On Sunday morning, 15 September, I sat in a chair dozing after breakfast. There was a slight breeze blowing over the aerodrome and I closed my eyes. I dreamt I was back in the meadow up near Hunter’s Hill, standing in the flowing yellow grass, running my hands back and forth across the grass seeds. I was nine, maybe ten.
Behind me I heard the drone of an engine and I looked round. Over the tops of the beech trees came an aircraft, swooping in low. Not a biplane this time, but a Spitfire. It swooped so low that it sent a ripple across the grass. I ran after it, shouting and whooping.
But then I heard another noise behind me. I stopped running and turned, staring into the sun. I squinted upwards and another aircraft burst from the blinding light. A Messerschmitt 109 shot across the field towards the Spit. I shouted, knowing it was futile. I yelled as the 109’s canons erupted into life.
The sirens shrieked out and I was already running as I snapped awake. Then, booming out over the speakers: “Squadrons scramble, London angels 20!”
It was another bright, clear day and we chased our shadows across the grass to our planes. As usual I patted my Spitfire on its flank and whispered a few words of encouragement before I climbed into the cockpit.

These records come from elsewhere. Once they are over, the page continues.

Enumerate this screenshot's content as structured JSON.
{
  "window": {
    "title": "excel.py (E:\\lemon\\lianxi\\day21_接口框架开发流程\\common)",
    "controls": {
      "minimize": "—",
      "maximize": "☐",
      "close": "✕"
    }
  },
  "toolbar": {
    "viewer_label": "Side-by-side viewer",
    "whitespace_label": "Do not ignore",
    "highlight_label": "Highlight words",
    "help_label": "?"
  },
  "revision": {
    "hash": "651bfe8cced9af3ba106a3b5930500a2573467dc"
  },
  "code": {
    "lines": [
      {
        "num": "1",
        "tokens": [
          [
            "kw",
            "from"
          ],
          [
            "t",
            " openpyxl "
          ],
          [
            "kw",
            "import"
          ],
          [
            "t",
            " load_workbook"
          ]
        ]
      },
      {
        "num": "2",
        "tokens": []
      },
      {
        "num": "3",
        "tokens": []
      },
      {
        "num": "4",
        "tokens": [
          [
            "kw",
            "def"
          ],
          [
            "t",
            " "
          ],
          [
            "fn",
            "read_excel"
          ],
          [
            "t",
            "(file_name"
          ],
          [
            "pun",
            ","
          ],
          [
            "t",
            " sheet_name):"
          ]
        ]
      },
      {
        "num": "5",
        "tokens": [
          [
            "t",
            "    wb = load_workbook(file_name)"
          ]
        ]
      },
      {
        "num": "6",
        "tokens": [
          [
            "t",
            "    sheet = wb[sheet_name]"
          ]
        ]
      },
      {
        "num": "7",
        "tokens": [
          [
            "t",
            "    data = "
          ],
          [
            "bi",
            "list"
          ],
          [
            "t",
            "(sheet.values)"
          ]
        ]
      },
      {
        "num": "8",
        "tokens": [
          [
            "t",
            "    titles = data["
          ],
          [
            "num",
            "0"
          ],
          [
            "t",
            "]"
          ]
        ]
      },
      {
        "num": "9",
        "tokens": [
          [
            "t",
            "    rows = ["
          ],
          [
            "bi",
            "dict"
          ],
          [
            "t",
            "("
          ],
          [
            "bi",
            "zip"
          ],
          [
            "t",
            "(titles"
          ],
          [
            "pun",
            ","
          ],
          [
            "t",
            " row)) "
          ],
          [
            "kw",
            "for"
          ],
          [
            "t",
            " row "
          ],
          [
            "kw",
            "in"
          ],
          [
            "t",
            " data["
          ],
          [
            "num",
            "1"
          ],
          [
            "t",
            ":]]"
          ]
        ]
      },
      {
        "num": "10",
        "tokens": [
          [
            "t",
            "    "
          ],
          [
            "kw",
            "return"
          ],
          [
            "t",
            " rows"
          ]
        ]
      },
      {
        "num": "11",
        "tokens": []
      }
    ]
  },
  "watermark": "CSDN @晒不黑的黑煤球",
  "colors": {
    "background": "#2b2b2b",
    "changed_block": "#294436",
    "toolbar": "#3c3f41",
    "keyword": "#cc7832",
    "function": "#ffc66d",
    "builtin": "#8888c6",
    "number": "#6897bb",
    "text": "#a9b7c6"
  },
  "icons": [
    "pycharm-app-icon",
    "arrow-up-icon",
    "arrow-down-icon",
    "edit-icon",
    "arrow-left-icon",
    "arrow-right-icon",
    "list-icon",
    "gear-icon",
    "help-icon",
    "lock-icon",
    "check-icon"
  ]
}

Still half-asleep, I strapped myself in and got her going, swinging round into the dazzling sun and taking my place in the formation. Then we bumped over the airfield and up into the air, wood pigeons bursting from the trees. The gilt cockerel on the top of a church spire caught the late morning sun.
“Two hundred bandits crossing Dover flying north at angels 20,” said the voice on the R/T, but at that moment the War seemed far, far away. I felt as though I was soaring above the whole sorry world. My love of flying seemed to flood back into me.
This time we ignored the instructions coming from the ground and headed in an arc to the west, climbing all the while. Height was the thing and we all knew it. You just didn’t stand a chance if you caught them as you were still scrabbling for altitude, because you just didn’t have the speed. The other thing was to hit the bombers, not the fighters.
But then there they were, like a flock of crows or a swarm of fat black flies: a big rectangular pack of Heinkels with their escorts of Me110s and 109s. Antiaircraft batteries were booming way below and shells were bursting all around.
This time we were early. This time we climbed above them, flying in the same direction, mirroring their formation. We each looked down at our targets. I shrugged my shoulders and took a deep breath. This one had to count. This one had to count.
Then we dived. The 110s screamed out to intercept us but they weren’t quick enough. I flew towards the flank of a Heinkel, the rear gunner blasting away wildly. I fired a quick burst. The gunner stopped firing.
A Heinkel exploded to starboard and a piece of wing spun wildly towards me, missing my cockpit by inches. I sent out a burst and a Heinkel slumped out of formation with smoke pouring out of its engines.